I beni comunali che rischiano| di diventare una polveriera - Live Sicilia

I beni comunali che rischiano| di diventare una polveriera

Dopo l'incendio del museo incompiuto del Viale Alfrica ecco l'elenco dei beni pubblici inutilizzati che necessiterebbero di un piano di messa in sicurezza che negli ultimi dieci anni non c'è mai stato.

CATANIA – Quanto successo l’altro ieri a viale Africa rischia di essere solo un assaggio dei rischi concreti che corre il capoluogo etneo. Non è solo questione di fiamme, fuoco e cartate di euro andate letteralmente in fumo con buona pace dei contribuenti: è un tutt’uno. E forse anche di più. Sotto questa prospettiva Catania si riscopre una vera e proprio polveriera pronta a esplodere in qualsiasi momento: con più edifici pubblici sottoposti al degrado, all’incuria, e tutti in collocati in zone più che strategiche per la vita cittadina. Già, dopo l’incendio in quel museo comunale di arte moderna che la città non sapeva di avere – appunto perché era una delle tante incompiute del territorio – c’è da riflettere, e non poco, sul versante sicurezza.

Non è necessario andare lontano. Basta girare la testa e guardare l’ex palazzo delle Poste di piazzale Rocco Chinnici che da qualche anno è nelle disponibilità patrimoniali dell’Amministrazione comunale. Siamo in piano centro cittadino, a pochi metri dalla stazione centrale. Ovvero, una delle aree fondamentali per ciò che concerne gli ingressi e le uscite in città. La vecchia struttura in cemento armato è stata abitata per anni dai rom. I piani interni sono lastricati dai rifiuti di ogni genere, mentre l’odore di urina è una costante. Fino al 2011, è certo che il tetto, dove ancora ci sono i vecchi condotti dell’areazione, era stato riconvertito a canile con tanto di gabbie. E, manco a dirlo, le feci animali erano disseminate ovunque. Adesso gli operai della Multiservizi, che occupano i piani seminterrati dello stabile, ogni giorno lottano contro vandali, senza tetto e ladri.

L’ultimo incendio in ordine di tempo esploso nei locali comunali in via Bernini risale al novembre del 2013. Stavolta siamo nel salotto buono della città, a pochi metri da piazza Michelangelo e dal viale Vittorio Veneto. Si tratta di uno spreco senza precedenti. L’Amministrazione l’acquistò per 8 miliardi di lire nel 1999. Da allora è inutilizzato. Nell’estate del 2001, fu occupato dagli squatter e divenne il centro sociale “Carlo Giuliani”. Una parentesi che si è esaurita nel giro di poche settimane.

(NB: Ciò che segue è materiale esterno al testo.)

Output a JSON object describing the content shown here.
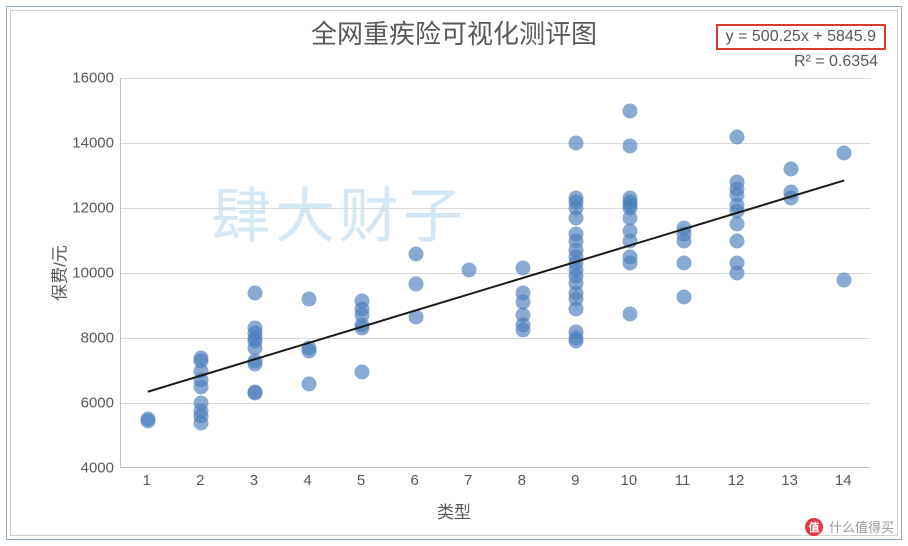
{
  "chart": {
    "type": "scatter",
    "title": "全网重疾险可视化测评图",
    "equation": "y = 500.25x + 5845.9",
    "r2": "R² = 0.6354",
    "xlabel": "类型",
    "ylabel": "保费/元",
    "xlim": [
      0.5,
      14.5
    ],
    "ylim": [
      4000,
      16000
    ],
    "xticks": [
      1,
      2,
      3,
      4,
      5,
      6,
      7,
      8,
      9,
      10,
      11,
      12,
      13,
      14
    ],
    "yticks": [
      4000,
      6000,
      8000,
      10000,
      12000,
      14000,
      16000
    ],
    "grid_color": "#d9d9d9",
    "axis_color": "#bfbfbf",
    "text_color": "#595959",
    "background_color": "#ffffff",
    "title_fontsize": 26,
    "label_fontsize": 17,
    "tick_fontsize": 15,
    "eq_fontsize": 16,
    "eq_border_color": "#d83a2b",
    "marker_color": "#4a7ebb",
    "marker_opacity": 0.65,
    "marker_size": 15,
    "trend_color": "#1a1a1a",
    "trend_width": 2,
    "watermark": "肆大财子",
    "watermark_color": "#c3ddf2",
    "watermark_fontsize": 60,
    "data": {
      "1": [
        5500,
        5450
      ],
      "2": [
        5400,
        5600,
        5750,
        6000,
        6500,
        6700,
        7000,
        7300,
        7400
      ],
      "3": [
        6300,
        6350,
        7200,
        7300,
        7700,
        7900,
        8000,
        8150,
        8300,
        9400
      ],
      "4": [
        6600,
        7600,
        7700,
        9200
      ],
      "5": [
        6950,
        8300,
        8400,
        8700,
        8900,
        9150
      ],
      "6": [
        8650,
        9650,
        10600
      ],
      "7": [
        10100
      ],
      "8": [
        8250,
        8400,
        8700,
        9100,
        9400,
        10150
      ],
      "9": [
        7900,
        8000,
        8200,
        8900,
        9200,
        9400,
        9700,
        9900,
        10100,
        10300,
        10500,
        10700,
        11000,
        11200,
        11700,
        12000,
        12200,
        12300,
        14000
      ],
      "10": [
        8750,
        10300,
        10500,
        11000,
        11300,
        11700,
        12000,
        12100,
        12200,
        12300,
        13900,
        15000
      ],
      "11": [
        9250,
        10300,
        11000,
        11200,
        11400
      ],
      "12": [
        10000,
        10300,
        11000,
        11500,
        11900,
        12100,
        12400,
        12600,
        12800,
        14200
      ],
      "13": [
        12300,
        12500,
        13200
      ],
      "14": [
        9800,
        13700
      ]
    },
    "outer_border_color": "#8ea9c4",
    "inner_border_color": "#cfcfcf"
  },
  "brand": {
    "label": "什么值得买",
    "icon": "值"
  }
}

Con la giunta Stancanelli, il complesso è stato messo in vendita, ma la prima gara d’asta è andata deserta. Nel 2012, la magistratura ha imposto che gli accessi fossero murati. Mentre la scorsa estate, per evitare che il Bernini si trasformasse in un nuovo bivacco, sono stati finanziati 18 mila euro per apporre delle barriere metalliche alla struttura.

Anche in periferia la situazione può accendersi da un momento all’altro. Partendo da Librino. La chiosa “ovviamente” rischia di essere sulla punta delle dita. La tentazione è forte se uno dei luoghi a rischio continua a essere il famigerato Palazzo di cemento, luogo simbolo di quella bellezza che nel quartiere progettato da Kenzo Tange fa ancora rima con degrado. Dopo lo sgombero del maggio 2011 e la promessa di portare lì gli uffici comunali e addirittura i vigili urbani, è ancora tutto fermo. Stessa cosa per il teatro Moncada. Tra la sua realizzazione e il proposito di allestire un centro culturale per il quartiere, ci si sono messi i vandali di mezzo a guastare ogni proposito e la loro opera non si può dire che sia rimasta a metà.

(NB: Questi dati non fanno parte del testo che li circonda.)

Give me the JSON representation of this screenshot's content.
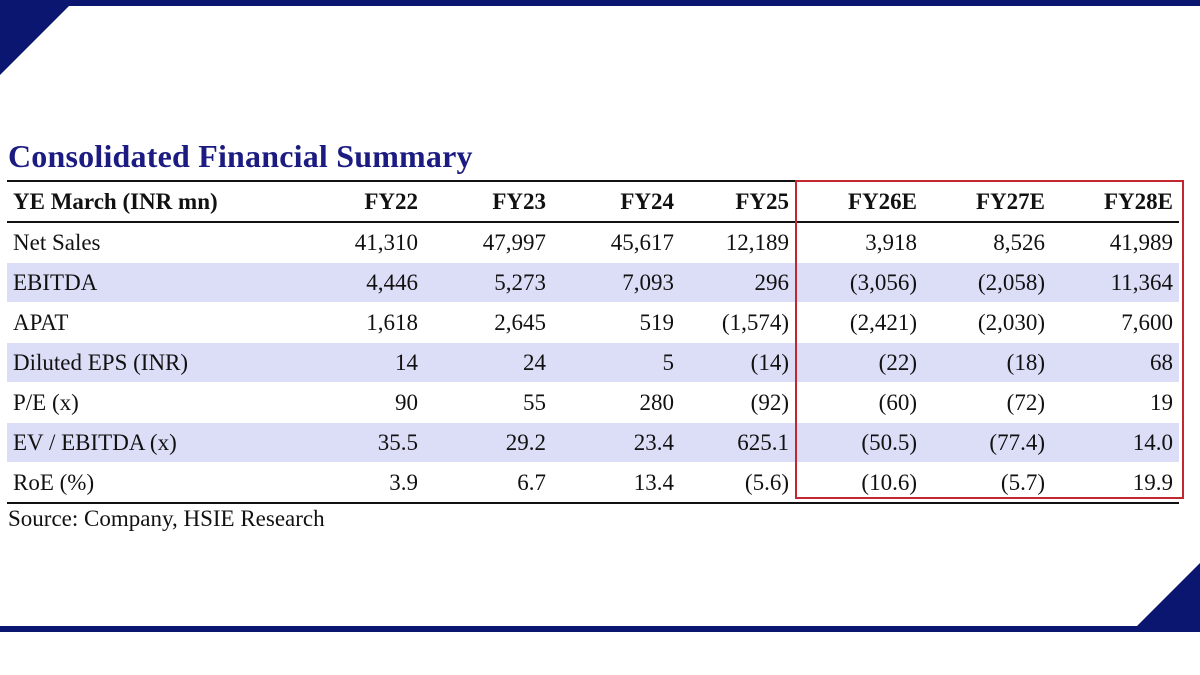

Ci ha pensato invece la polizia a fermare due trafugatori di ferro, nel gennaio 2013, al PalaNesima. Anche in questo caso si tratta di una cattedrale all’incuria. Il quadro è quello di un cupolone in cemento ben visibile anche dai comuni limitrofi. Di quel che doveva essere uno dei cuori pulsanti del nuoto a Catania, realizzato nel ’97 in occasione delle Universiadi, resta una piccionaia assai pericolosa anche per quei bambini che non hanno paura di giocarci dentro con lo skate. La spesa per realizzarlo andò oltre gli attuali dieci milioni di euro. Ma le attuali ristrettezze del bilancio comunale non permettono di sperare in una riqualificazione in tempi rapidi.